Das deutsche Judentum der Weimarer Republik erlebte eine geistesgeschichtliche Verspätung, da es den nationalistisch und neoromantisch motivierten Wandel seiner Zeit größtenteils nicht mitvollzog. Statt an der zeitgenössischen Gesellschaft orientierten sich viele seiner VertreterInnen weiter an der deutschen Aufklärung. Gerade dieser Anspruch – ihre Gesellschaftskritik, verknüpft mit ausgeprägtem Minderheitenselbstbewusstsein – führte sie hinsichtlich ihrer Akkulturationsvorstellungen in eine Pionierrolle. Grundlage der Untersuchung ist eine Analyse der C.V.-Zeitung, Organ des Centralvereins deutscher Staatsbürger jüdischen Glaubens, die ein breites Spektrum von Meinungen abdruckt und sich als demokratisches Diskussionsforum bzw. als Zeugnis des Ringens um hierarchiefreie Pluralität lesen lässt.

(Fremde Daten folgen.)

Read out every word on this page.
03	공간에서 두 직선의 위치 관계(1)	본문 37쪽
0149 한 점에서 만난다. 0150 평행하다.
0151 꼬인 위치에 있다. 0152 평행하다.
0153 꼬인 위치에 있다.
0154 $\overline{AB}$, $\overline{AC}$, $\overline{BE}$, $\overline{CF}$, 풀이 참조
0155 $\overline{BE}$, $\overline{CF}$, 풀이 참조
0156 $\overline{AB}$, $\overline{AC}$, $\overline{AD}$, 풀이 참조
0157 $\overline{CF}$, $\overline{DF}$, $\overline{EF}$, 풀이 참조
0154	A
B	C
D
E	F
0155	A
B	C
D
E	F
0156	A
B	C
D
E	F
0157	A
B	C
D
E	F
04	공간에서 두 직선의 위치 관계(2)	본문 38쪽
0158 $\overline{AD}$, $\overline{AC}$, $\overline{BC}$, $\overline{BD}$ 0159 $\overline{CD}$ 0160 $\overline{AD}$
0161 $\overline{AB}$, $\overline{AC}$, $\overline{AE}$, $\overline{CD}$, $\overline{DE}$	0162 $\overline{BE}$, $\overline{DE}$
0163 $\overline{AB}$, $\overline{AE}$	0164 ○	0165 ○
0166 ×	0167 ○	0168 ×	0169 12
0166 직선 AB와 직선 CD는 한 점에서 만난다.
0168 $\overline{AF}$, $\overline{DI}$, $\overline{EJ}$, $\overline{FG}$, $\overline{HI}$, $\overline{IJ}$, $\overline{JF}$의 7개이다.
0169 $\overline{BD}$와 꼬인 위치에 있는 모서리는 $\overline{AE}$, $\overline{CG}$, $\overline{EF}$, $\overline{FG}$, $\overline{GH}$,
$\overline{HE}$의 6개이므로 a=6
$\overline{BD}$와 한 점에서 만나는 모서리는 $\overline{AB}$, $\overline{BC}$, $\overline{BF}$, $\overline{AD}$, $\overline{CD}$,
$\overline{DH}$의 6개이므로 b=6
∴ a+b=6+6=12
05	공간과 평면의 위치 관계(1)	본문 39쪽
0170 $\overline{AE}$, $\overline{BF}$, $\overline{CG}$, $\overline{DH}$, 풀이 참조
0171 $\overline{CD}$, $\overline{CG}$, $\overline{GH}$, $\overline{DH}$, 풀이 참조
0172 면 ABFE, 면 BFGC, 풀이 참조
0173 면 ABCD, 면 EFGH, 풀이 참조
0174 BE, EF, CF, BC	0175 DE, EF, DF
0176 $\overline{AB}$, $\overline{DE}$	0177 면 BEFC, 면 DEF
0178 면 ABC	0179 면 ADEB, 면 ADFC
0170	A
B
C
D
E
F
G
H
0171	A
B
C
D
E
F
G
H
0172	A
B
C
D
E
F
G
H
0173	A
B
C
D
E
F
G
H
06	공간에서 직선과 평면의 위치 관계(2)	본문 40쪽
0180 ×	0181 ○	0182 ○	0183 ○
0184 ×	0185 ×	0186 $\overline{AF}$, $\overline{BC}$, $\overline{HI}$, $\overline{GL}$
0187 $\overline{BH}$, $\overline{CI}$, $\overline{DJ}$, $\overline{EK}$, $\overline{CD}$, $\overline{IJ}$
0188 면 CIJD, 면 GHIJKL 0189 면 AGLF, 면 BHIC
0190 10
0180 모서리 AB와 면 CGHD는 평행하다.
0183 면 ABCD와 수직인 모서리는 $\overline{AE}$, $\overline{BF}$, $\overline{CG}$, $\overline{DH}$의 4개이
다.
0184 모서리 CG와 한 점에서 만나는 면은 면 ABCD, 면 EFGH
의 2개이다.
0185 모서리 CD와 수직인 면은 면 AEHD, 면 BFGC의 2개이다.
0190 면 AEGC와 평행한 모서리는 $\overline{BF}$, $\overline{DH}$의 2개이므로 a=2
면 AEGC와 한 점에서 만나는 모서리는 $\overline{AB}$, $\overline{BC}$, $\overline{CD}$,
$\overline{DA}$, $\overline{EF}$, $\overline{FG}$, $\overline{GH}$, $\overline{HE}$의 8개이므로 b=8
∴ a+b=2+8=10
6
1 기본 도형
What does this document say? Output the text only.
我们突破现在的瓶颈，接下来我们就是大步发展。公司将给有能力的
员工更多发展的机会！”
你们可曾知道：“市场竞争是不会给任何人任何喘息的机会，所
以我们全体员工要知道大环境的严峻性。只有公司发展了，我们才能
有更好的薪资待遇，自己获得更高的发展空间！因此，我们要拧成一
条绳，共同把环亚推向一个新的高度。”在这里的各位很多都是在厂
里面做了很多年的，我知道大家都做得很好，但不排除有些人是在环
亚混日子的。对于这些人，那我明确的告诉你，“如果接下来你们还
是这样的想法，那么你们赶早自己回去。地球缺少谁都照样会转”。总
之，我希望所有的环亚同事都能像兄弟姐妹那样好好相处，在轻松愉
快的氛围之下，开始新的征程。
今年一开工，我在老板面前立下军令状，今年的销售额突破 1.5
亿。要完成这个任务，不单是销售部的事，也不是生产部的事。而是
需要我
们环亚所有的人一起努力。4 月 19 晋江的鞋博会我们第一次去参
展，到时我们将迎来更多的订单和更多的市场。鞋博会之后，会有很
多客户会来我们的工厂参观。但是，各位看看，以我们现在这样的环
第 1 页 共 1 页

Miriam K. Sarnecki beleuchtet das Verhältnis des Centralvereins, der größten deutsch-jüdischen Gruppe dieser Zeit, zu den anderen Gemeinschaften (Orthodoxie, Ostjudentum, Zionismus, Verband nationaldeutscher Juden) und gibt Einblick in den Wandel des Vereins, dessen Vertreter sich zunehmend säkularisieren und alternative Identitätsgrundlagen diskutieren. Ziel ist eine differenzierte Wahrnehmung des Diskurses um die Behauptung subkultureller Identität. Als Verfechter eines Akkulturationskonzepts, das selbstbewusste, postkoloniale Züge trägt, die ihrer Zeit um Jahrzehnte voraus sind, kommen kritische Vertreter des Vereins dem Stand der heutigen Akkulturationsforschung bemerkenswert nahe.